Malgrado le voci critiche fuori e dentro il Parlamento, l’11 giugno Palazzo Chigi ha dato parere favorevole alla vendita di due navi da guerra all’Egitto (1,2 miliardi di euro), senza passare per un voto delle Camere. Eppure la legge prevede che l’esportazione, l’importazione e il transito di materiale di armamento siano “conformi alla politica estera e di difesa dell’Italia”. Il via libera all’esportazione deve essere ancora ufficializzato dall’Autorità competente (l’Uama, incardinata all’interno del ministero degli Esteri), ma potrebbe essere solo l’inizio. Indiscrezioni di stampa, infatti, parlano di una mega commessa per il Cairo da oltre 9 miliardi di euro, che comprenderebbe altre 4 navi da guerra, 20 pattugliatori, 24 caccia multiruolo Eurofighter e 24 aerei addestratori M364. Se andasse in porto, segnerebbe un record mai raggiunto dal nostro export di armi.
Dubbi sulla corretta applicazione della legge 185 sono sorti spesso. Dopo tante denunce e proteste per l’utilizzo contro civili in Yemen di ordigni fabbricati in Sardegna dalla Rwm, nel giugno 2019 il governo ha bloccato le licenze per “bombe di aereo e missili e loro componentistica” verso Arabia Saudita e Emirati Arabi Uniti, ma ha continuato a dare semaforo verde a tutti gli altri tipi di armamento diretti a Riad o ad Abu Dhabi. In pratica, come ha dichiarato il ministero degli Esteri rispondendo a un’interrogazione di Leu del 10 giugno, tra il 26 giugno e il 31 dicembre 2019, l’Italia ha autorizzato esportazioni di armi verso l’Arabia Saudita per circa 105 milioni di euro: otto volte il valore del 2018.
Le contraddizioni dell’Italia non finiscono qui. Se nel 2019 il Paese che ha incassato il valore più alto delle autorizzazioni tricolore è stato l’Egitto, la nazione che ha ricevuto più armi nostrane è stata la Turchia (338 milioni di euro): la stessa alla quale la Farnesina ha sospeso il rilascio di nuove licenze dal 15 ottobre 2019, in risposta all’offensiva di Erdogan. Come dimostrano i dati Istat sul commercio estero, però, le aziende hanno continuato a consegnare armi e munizioni alla Turchia, con un’impennata proprio in ottobre, mentre piovevano bombe sulla Siria nordorientale.
L’azienda che nel 2019 ha ricevuto la stragrande maggioranza di autorizzazioni (58%) è stata, come quasi ogni anno, Leonardo, l’ex Finmeccanica partecipata dal ministero dell’Economia. Il settore della Difesa è sempre stato sostenuto dai governi come strategico, malgrado registri un rapporto molto basso tra investimenti e posti di lavoro. Quando il Paese è entrato in “lockdown” per fermare il contagio del Covid-19, l’industria dell’aerospazio e della difesa è stata autorizzata a proseguire le attività, al pari dei comparti sanitari e della filiera agroalimentare.

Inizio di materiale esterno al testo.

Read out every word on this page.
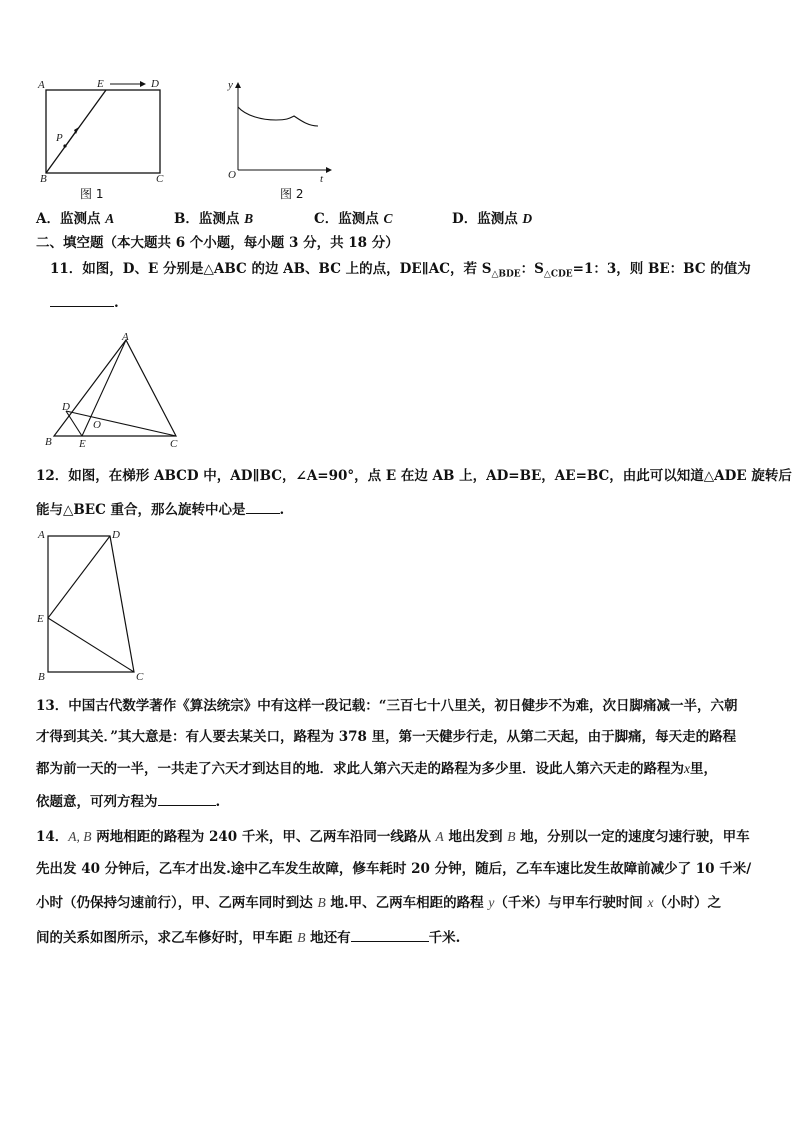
A	E	D
P
B	C
图 1
y
O	t
图 2
A．监测点 A	B．监测点 B	C．监测点 C	D．监测点 D
二、填空题（本大题共 6 个小题，每小题 3 分，共 18 分）
11．如图，D、E 分别是△ABC 的边 AB、BC 上的点，DE∥AC，若 $S_{\triangle BDE}$：$S_{\triangle CDE}=1$：3，则 BE：BC 的值为
.
A
D
O
B E	C
12．如图，在梯形 ABCD 中，AD∥BC，∠A=90°，点 E 在边 AB 上，AD=BE，AE=BC，由此可以知道△ADE 旋转后
能与△BEC 重合，那么旋转中心是	.
A	D
E
B	C
13．中国古代数学著作《算法统宗》中有这样一段记载：“三百七十八里关，初日健步不为难，次日脚痛减一半，六朝
才得到其关．”其大意是：有人要去某关口，路程为 378 里，第一天健步行走，从第二天起，由于脚痛，每天走的路程
都为前一天的一半，一共走了六天才到达目的地．求此人第六天走的路程为多少里．设此人第六天走的路程为x里，
依题意，可列方程为	.
14．A, B 两地相距的路程为 240 千米，甲、乙两车沿同一线路从 A 地出发到 B 地，分别以一定的速度匀速行驶，甲车
先出发 40 分钟后，乙车才出发.途中乙车发生故障，修车耗时 20 分钟，随后，乙车车速比发生故障前减少了 10 千米/
小时（仍保持匀速前行），甲、乙两车同时到达 B 地.甲、乙两车相距的路程 y（千米）与甲车行驶时间 x（小时）之
间的关系如图所示，求乙车修好时，甲车距 B 地还有	千米.
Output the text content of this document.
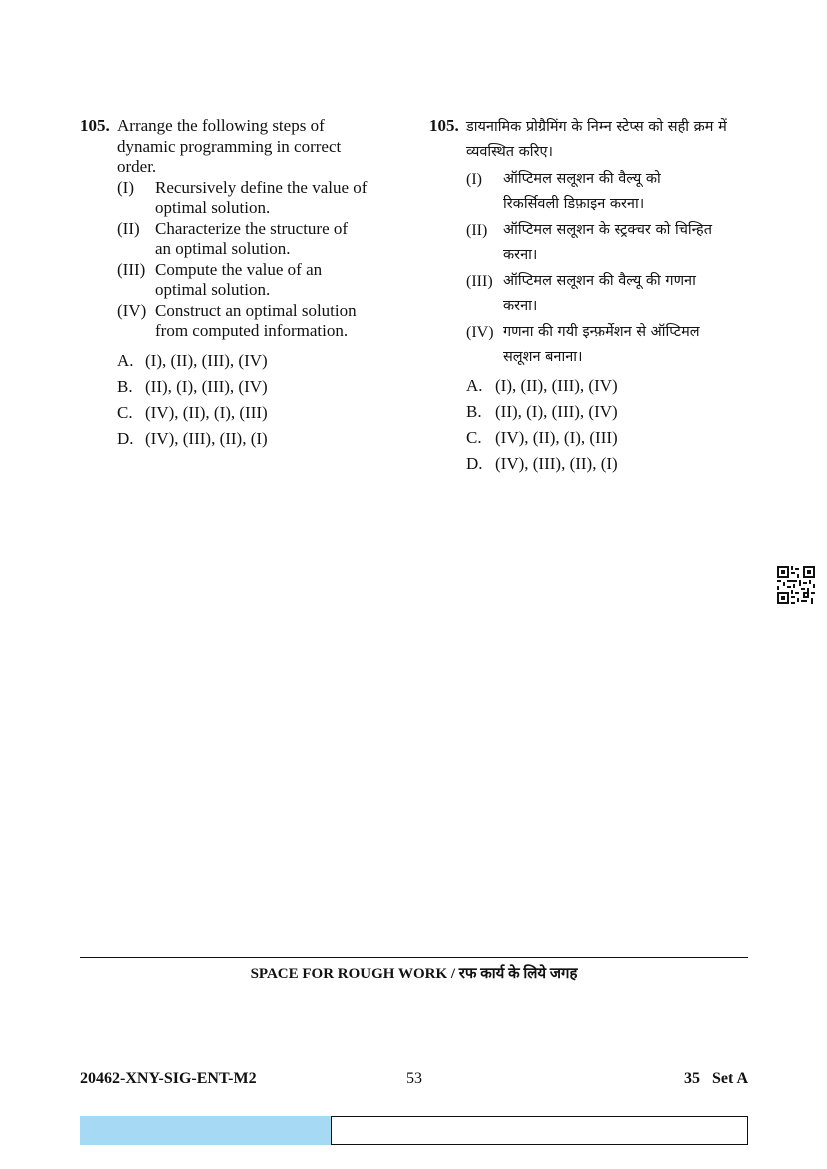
105. Arrange the following steps of dynamic programming in correct order.
(I)	Recursively define the value of optimal solution.
(II) Characterize the structure of an optimal solution.
(III) Compute the value of an optimal solution.
(IV) Construct an optimal solution from computed information.
A. (I), (II), (III), (IV)
B. (II), (I), (III), (IV)
C. (IV), (II), (I), (III)
D. (IV), (III), (II), (I)
105. डायनामिक प्रोग्रैमिंग के निम्न स्टेप्स को सही क्रम में व्यवस्थित करिए।
(I)	ऑप्टिमल सलूशन की वैल्यू को रिकर्सिवली डिफ़ाइन करना।
(II)	ऑप्टिमल सलूशन के स्ट्रक्चर को चिन्हित करना।
(III) ऑप्टिमल सलूशन की वैल्यू की गणना करना।
(IV) गणना की गयी इन्फ़र्मेशन से ऑप्टिमल सलूशन बनाना।
A. (I), (II), (III), (IV)
B. (II), (I), (III), (IV)
C. (IV), (II), (I), (III)
D. (IV), (III), (II), (I)
SPACE FOR ROUGH WORK / रफ कार्य के लिये जगह
20462-XNY-SIG-ENT-M2	53	35   Set A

Tutti i dossier pubblicati in occasione dei 30 anni della 185, dall’analisi di Rete Disarmo al rapporto di Greenpeace, fino allo studio di Archivio Disarmo, denunciano la scarsa applicazione della legge. Sul banco degli imputati anche la scarsa trasparenza della Relazione che il governo presenta ogni anno al Parlamento per fare il punto sull’export di armamenti. Malgrado le migliaia di pagine e tabelle, è impossibile determinare quale azienda venda quali armi a quale Paese. Sparita anche la lista dei Paesi “off limits” ai quali l’Italia non può esportare materiale bellico. Tanto che viene il dubbio che siano considerati tutti potenziali clienti.